Неудачи польских выступлений объяснялись отчасти асинхронностью антироссийской активности на европейском востоке и западе. Западные покровители, собственно, ограничивались парламентской шумихой и дипломатическими демаршами, а также спонсированием эмиграции, которая вовлекалась в деятельность разведок враждебных России стран. Польским русофобам приходилось приспосабливаться к международной конъюнктуре, заметно для них в целом ухудшавшейся. После 1864 г. национальное движение было уже не в состоянии устраивать масштабные акции, вызывающие сочувственный отклик на Западе. После падения в начале 1870-х гг. империи Наполеона III, который активно разыгрывал польскую карту в духе отстаиваемого им «принципа национальности», в Европе наблюдается затяжной спад интереса к Польше. Ситуацию усугубило складывание Антанты, связавшей Россию союзническими отношениями с Францией и Британией. Петербург все успешнее отстаивал внутриполитический статус польского вопроса, последовательно противодействуя вмешательству в него внешних игроков и апеллируя как к историческому праву, так и праву завоевания. Показавшие свою эффективность механизмы непрерывного подогрева русофобских настроений в прежнем виде уже не работали.

В этих условиях полякам выбирать союзников из числа противников России уже не приходилось. Неразборчивость в ориентациях, обнаружившаяся в сближении с Османской империей и центральными державами, а также в прометеизме, достигла пика в попытке в 1904 г. заинтересовать польским содействием Японию (токийский меморандум Пилсудского) [27].

Еще один комплекс проблем связан с сосуществованием различных фобий и филий. Во-первых, русофобия не являлась единственной этноксенофобией, укорененной в польском коллективном сознании.
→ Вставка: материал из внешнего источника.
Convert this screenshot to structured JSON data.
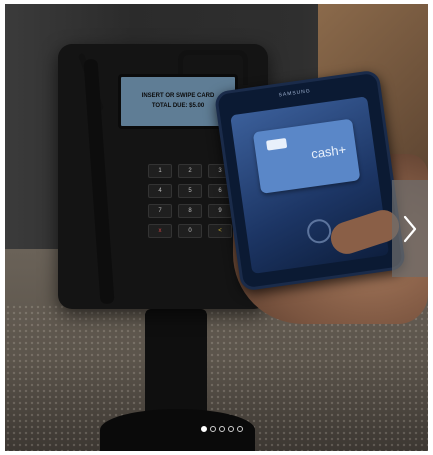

И речь идет не только о страхе перед германским миром. При всей сложности восприятия поляками евреев и украинцев в нем доминировали юдофобия (антисемитизм) и украинофобия. Если достижение гармонии в отношениях с этими народами допускалась, она связывалась преимущественно с их максимально глубокой полонизацией. Польско-еврейские и польско-украинские отношения развивались в Российской империи в поле русско-польского противостояния.

Во-вторых, польская русофобия сосуществовала с полонофобией в русской среде. Отличаясь реактивностью, фобии, несомненно, подпитывали друг друга. Однако при решении вопроса о причинно-следственных связях, необходимо принимать во внимание, что обоим крупнейшим антироссийским восстаниям XIX в. предшествовала не эскалация полонофобии, а, напротив, волны русского полонофильства – как правительственного, так и в настроениях образованного общества. Рост полонофобии фиксировался после начала восстаний. Подобно польской русофобии русская полонофобия кодифицировалась и тиражировалась, о чем свидетельствуют печатные «наставления» [28, c. 255–260]. Повторяемость сценария польской неблагодарности формировала негативное восприятие поляков, которое делало их всех причастными к антироссийской интриге. Вспышки русофобии блокировали проявления готовности имперского правительства к компромиссам.
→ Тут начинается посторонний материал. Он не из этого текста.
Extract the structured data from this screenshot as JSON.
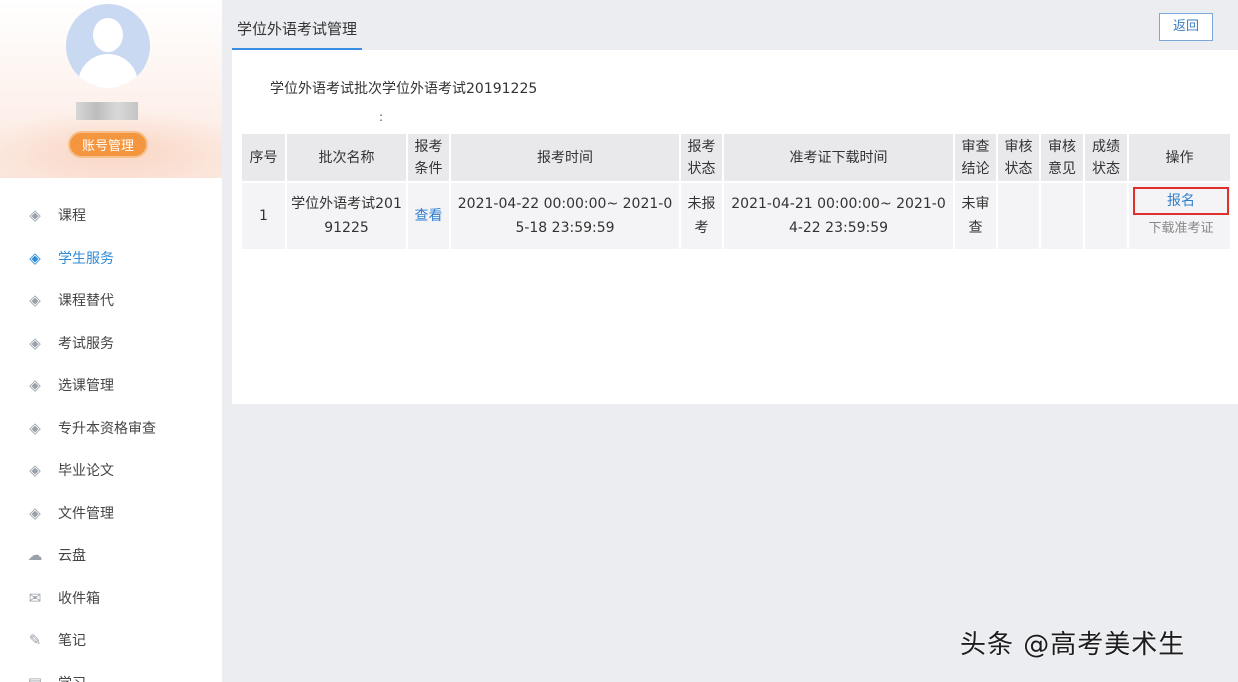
{
  "sidebar": {
    "account_button": "账号管理",
    "items": [
      {
        "label": "课程",
        "icon": "graduation-cap-icon"
      },
      {
        "label": "学生服务",
        "icon": "graduation-cap-icon"
      },
      {
        "label": "课程替代",
        "icon": "graduation-cap-icon"
      },
      {
        "label": "考试服务",
        "icon": "graduation-cap-icon"
      },
      {
        "label": "选课管理",
        "icon": "graduation-cap-icon"
      },
      {
        "label": "专升本资格审查",
        "icon": "graduation-cap-icon"
      },
      {
        "label": "毕业论文",
        "icon": "graduation-cap-icon"
      },
      {
        "label": "文件管理",
        "icon": "graduation-cap-icon"
      },
      {
        "label": "云盘",
        "icon": "cloud-icon"
      },
      {
        "label": "收件箱",
        "icon": "inbox-icon"
      },
      {
        "label": "笔记",
        "icon": "note-icon"
      },
      {
        "label": "学习",
        "icon": "book-icon"
      }
    ],
    "active_index": 1
  },
  "header": {
    "tab_title": "学位外语考试管理",
    "back_label": "返回"
  },
  "main": {
    "batch_line": "学位外语考试批次学位外语考试20191225",
    "colon_mark": ":",
    "table": {
      "columns": [
        "序号",
        "批次名称",
        "报考条件",
        "报考时间",
        "报考状态",
        "准考证下载时间",
        "审查结论",
        "审核状态",
        "审核意见",
        "成绩状态",
        "操作"
      ],
      "rows": [
        {
          "index": "1",
          "batch_name": "学位外语考试20191225",
          "condition": "查看",
          "apply_time": "2021-04-22 00:00:00~ 2021-05-18 23:59:59",
          "apply_status": "未报考",
          "ticket_time": "2021-04-21 00:00:00~ 2021-04-22 23:59:59",
          "review_result": "未审查",
          "audit_status": "",
          "audit_opinion": "",
          "score_status": "",
          "op_signup": "报名",
          "op_download": "下载准考证"
        }
      ]
    }
  },
  "watermark": "头条 @高考美术生",
  "colors": {
    "accent": "#2f8bd8",
    "highlight_box": "#e0302b",
    "account_button": "#f3963f"
  }
}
В-третьих, имевшее глубокие исторические корни русское полонофильство не ограничивалось сферой прагматического сотрудничества антиправительственных сил и не было уникальным явлением. Большая игра и эталонная британская русофобия не устранили русской англомании, как не покончили с галломанией острейшие конфликты России с обеими империями Бонапартов.

В-четвертых, польская русофобия противостояла западному и польскому русофильству. Ошибочно считать русофобские настроения безраздельно господствовавшими в западноевропейских и польских обществах. Когда французский маркиз А. де Кюстин ехал в 1839 г. в Россию, он находился под влиянием позитивного ее образа, усвоенного на родине. В превращении освободительницы Европы от ига Наполеона в ее жандарма и тюрьму народов весомый вклад внесли непримиримые поляки.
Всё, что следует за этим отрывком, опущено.